Now Mary Bousted, joint general secretary of the NEU teaching union, has told Tes that the union’s helpline has received numerous calls from medically vulnerable older teachers feeling pressured to return to work.
“Our advice line has had a lot of members ringing saying that they are either clinically vulnerable themselves or they live with people who are clinically vulnerable - for example, living with pregnant wives - and they’ve been put under a lot of pressure to go back in,” she told Tes.
“That’s not the case in every school - some school leaders are really doing the right thing but, for example, we had one the other day who’s saying the head’s doing a risk assessment on which staff can and can’t be in school because of their health, and then in the next sentence [says], ‘The head is not a medical expert’.”
“So, we are supporting many staff who either because of age or because of an underlying health condition shouldn’t be in school, and they are being told they have to be in school.”

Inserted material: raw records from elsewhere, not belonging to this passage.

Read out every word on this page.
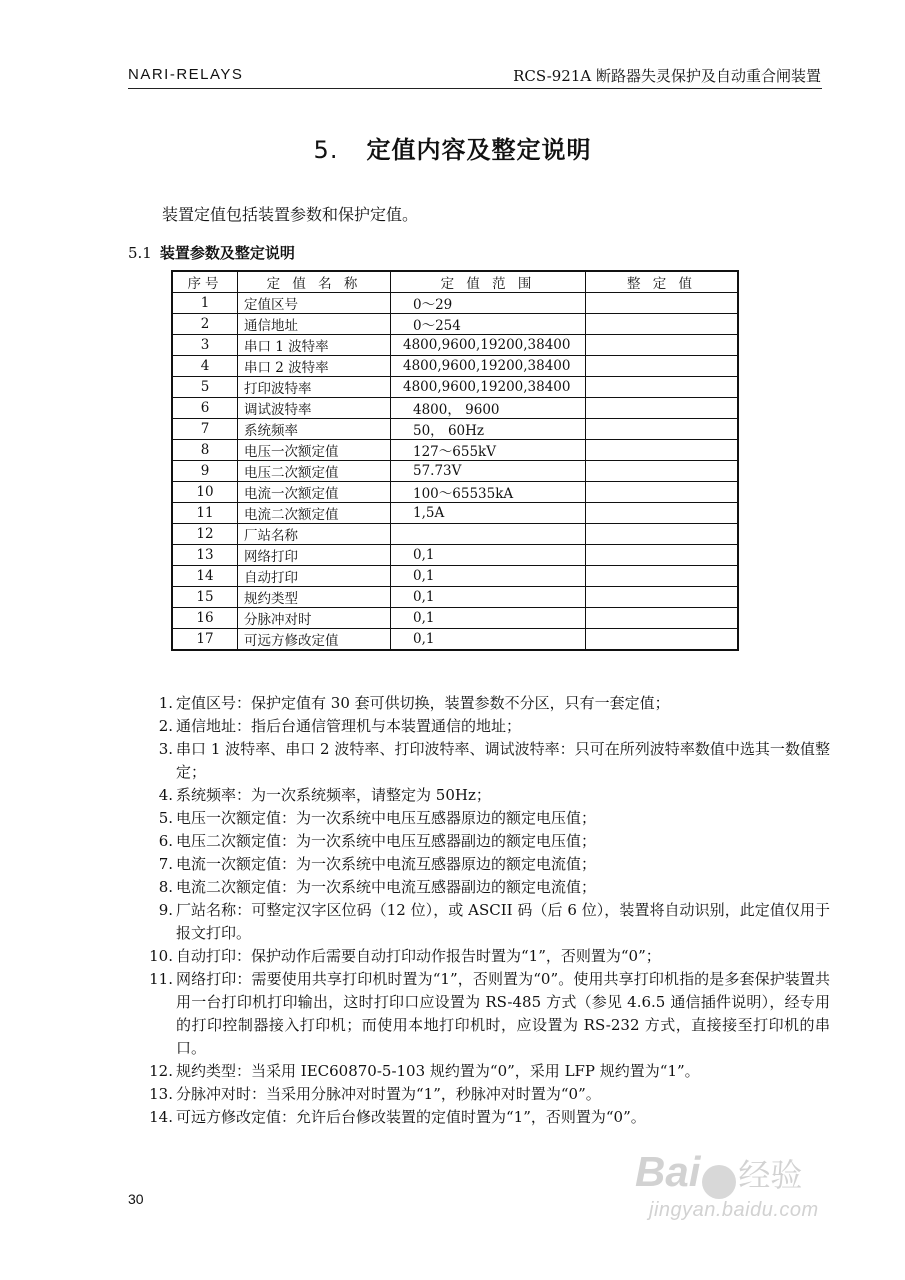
NARI-RELAYS	RCS-921A 断路器失灵保护及自动重合闸装置
5. 定值内容及整定说明
装置定值包括装置参数和保护定值。
5.1 装置参数及整定说明
序号	定 值 名 称	定 值 范 围	整 定 值
1	定值区号	0～29	
2	通信地址	0～254	
3	串口 1 波特率	4800,9600,19200,38400	
4	串口 2 波特率	4800,9600,19200,38400	
5	打印波特率	4800,9600,19200,38400	
6	调试波特率	4800， 9600	
7	系统频率	50， 60Hz	
8	电压一次额定值	127～655kV	
9	电压二次额定值	57.73V	
10	电流一次额定值	100～65535kA	
11	电流二次额定值	1,5A	
12	厂站名称		
13	网络打印	0,1	
14	自动打印	0,1	
15	规约类型	0,1	
16	分脉冲对时	0,1	
17	可远方修改定值	0,1	
1. 定值区号：保护定值有 30 套可供切换，装置参数不分区，只有一套定值；
2. 通信地址：指后台通信管理机与本装置通信的地址；
3. 串口 1 波特率、串口 2 波特率、打印波特率、调试波特率：只可在所列波特率数值中选其一数值整定；
4. 系统频率：为一次系统频率，请整定为 50Hz；
5. 电压一次额定值：为一次系统中电压互感器原边的额定电压值；
6. 电压二次额定值：为一次系统中电压互感器副边的额定电压值；
7. 电流一次额定值：为一次系统中电流互感器原边的额定电流值；
8. 电流二次额定值：为一次系统中电流互感器副边的额定电流值；
9. 厂站名称：可整定汉字区位码（12 位），或 ASCII 码（后 6 位），装置将自动识别，此定值仅用于报文打印。
10. 自动打印：保护动作后需要自动打印动作报告时置为“1”，否则置为“0”；
11. 网络打印：需要使用共享打印机时置为“1”，否则置为“0”。使用共享打印机指的是多套保护装置共用一台打印机打印输出，这时打印口应设置为 RS-485 方式（参见 4.6.5 通信插件说明），经专用的打印控制器接入打印机；而使用本地打印机时，应设置为 RS-232 方式，直接接至打印机的串口。
12. 规约类型：当采用 IEC60870-5-103 规约置为“0”，采用 LFP 规约置为“1”。
13. 分脉冲对时：当采用分脉冲对时置为“1”，秒脉冲对时置为“0”。
14. 可远方修改定值：允许后台修改装置的定值时置为“1”，否则置为“0”。
30
Bai 经验
jingyan.baidu.com
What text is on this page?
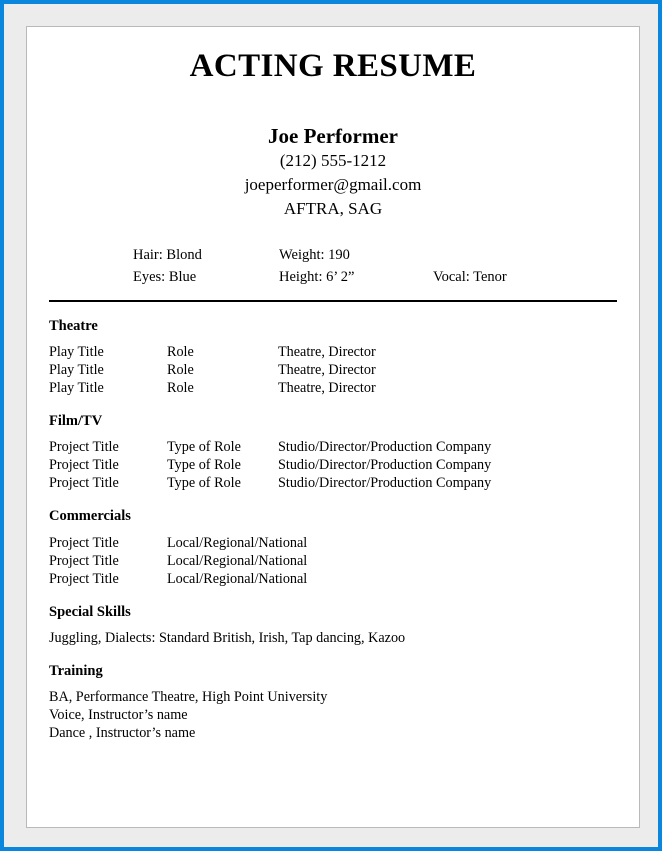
ACTING RESUME
Joe Performer
(212) 555-1212
joeperformer@gmail.com
AFTRA, SAG
Hair: Blond	Weight: 190
Eyes: Blue	Height: 6’ 2”	Vocal: Tenor
Theatre
Play Title	Role	Theatre, Director
Play Title	Role	Theatre, Director
Play Title	Role	Theatre, Director
Film/TV
Project Title	Type of Role	Studio/Director/Production Company
Project Title	Type of Role	Studio/Director/Production Company
Project Title	Type of Role	Studio/Director/Production Company
Commercials
Project Title	Local/Regional/National
Project Title	Local/Regional/National
Project Title	Local/Regional/National
Special Skills
Juggling, Dialects: Standard British, Irish, Tap dancing, Kazoo
Training
BA, Performance Theatre, High Point University
Voice, Instructor’s name
Dance , Instructor’s name
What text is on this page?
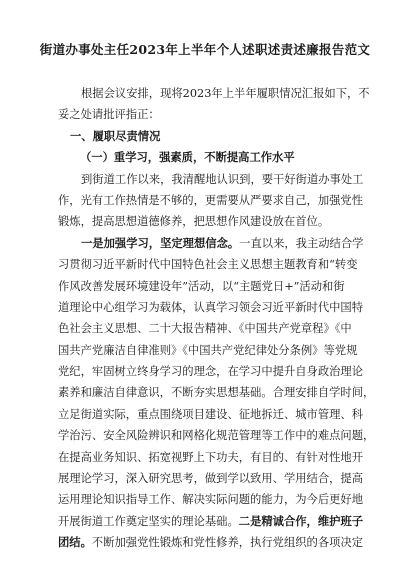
街道办事处主任2023年上半年个人述职述责述廉报告范文
根据会议安排，现将2023年上半年履职情况汇报如下，不
妥之处请批评指正：
一、履职尽责情况
（一）重学习，强素质，不断提高工作水平
到街道工作以来，我清醒地认识到，要干好街道办事处工
作，光有工作热情是不够的，更需要从严要求自己，加强党性
锻炼，提高思想道德修养，把思想作风建设放在首位。
一是加强学习，坚定理想信念。一直以来，我主动结合学
习贯彻习近平新时代中国特色社会主义思想主题教育和“转变
作风改善发展环境建设年”活动，以“主题党日+”活动和街
道理论中心组学习为载体，认真学习领会习近平新时代中国特
色社会主义思想、二十大报告精神、《中国共产党章程》《中
国共产党廉洁自律准则》《中国共产党纪律处分条例》等党规
党纪，牢固树立终身学习的理念，在学习中提升自身政治理论
素养和廉洁自律意识，不断夯实思想基础。合理安排自学时间，
立足街道实际，重点围绕项目建设、征地拆迁、城市管理、科
学治污、安全风险辨识和网格化规范管理等工作中的难点问题，
在提高业务知识、拓宽视野上下功夫，有目的、有针对性地开
展理论学习，深入研究思考，做到学以致用、学用结合，提高
运用理论知识指导工作、解决实际问题的能力，为今后更好地
开展街道工作奠定坚实的理论基础。二是精诚合作，维护班子
团结。不断加强党性锻炼和党性修养，执行党组织的各项决定
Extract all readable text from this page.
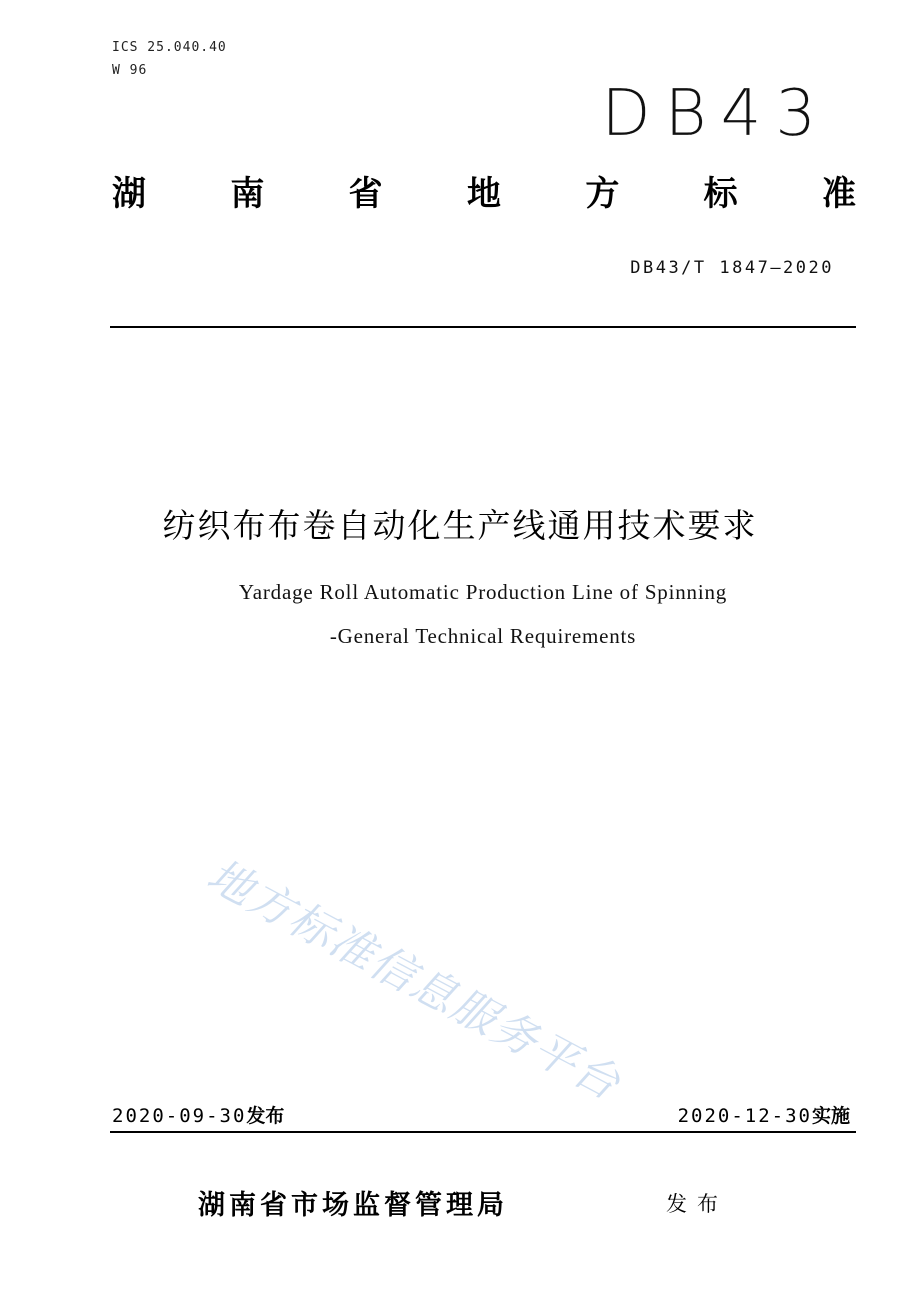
ICS 25.040.40
W 96
DB43
湖 南 省 地 方 标 准
DB43/T 1847—2020
纺织布布卷自动化生产线通用技术要求
Yardage Roll Automatic Production Line of Spinning
-General Technical Requirements
地方标准信息服务平台
2020-09-30发布	2020-12-30实施
湖南省市场监督管理局	发布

Dr Bousted said that studies showed Covid-19 was “a disease that is unusually cruel the older you get,” and that this was especially alarming for older teachers, as it was “often the case is that if you’re over 60 you might have other illnesses as well because age and infirmity creep up on you”.
“Some 60-year-olds are perfectly fit and perfectly healthy and will feel fine about being onsite in school, but others won’t, for very good reasons, and really, now is not the time to be standing on your authority,” she said.
“Now is the time to be working with people, because it’s not as though there’s nothing to do from home. Teachers and support staff can work from home, and there’s work for them to do.”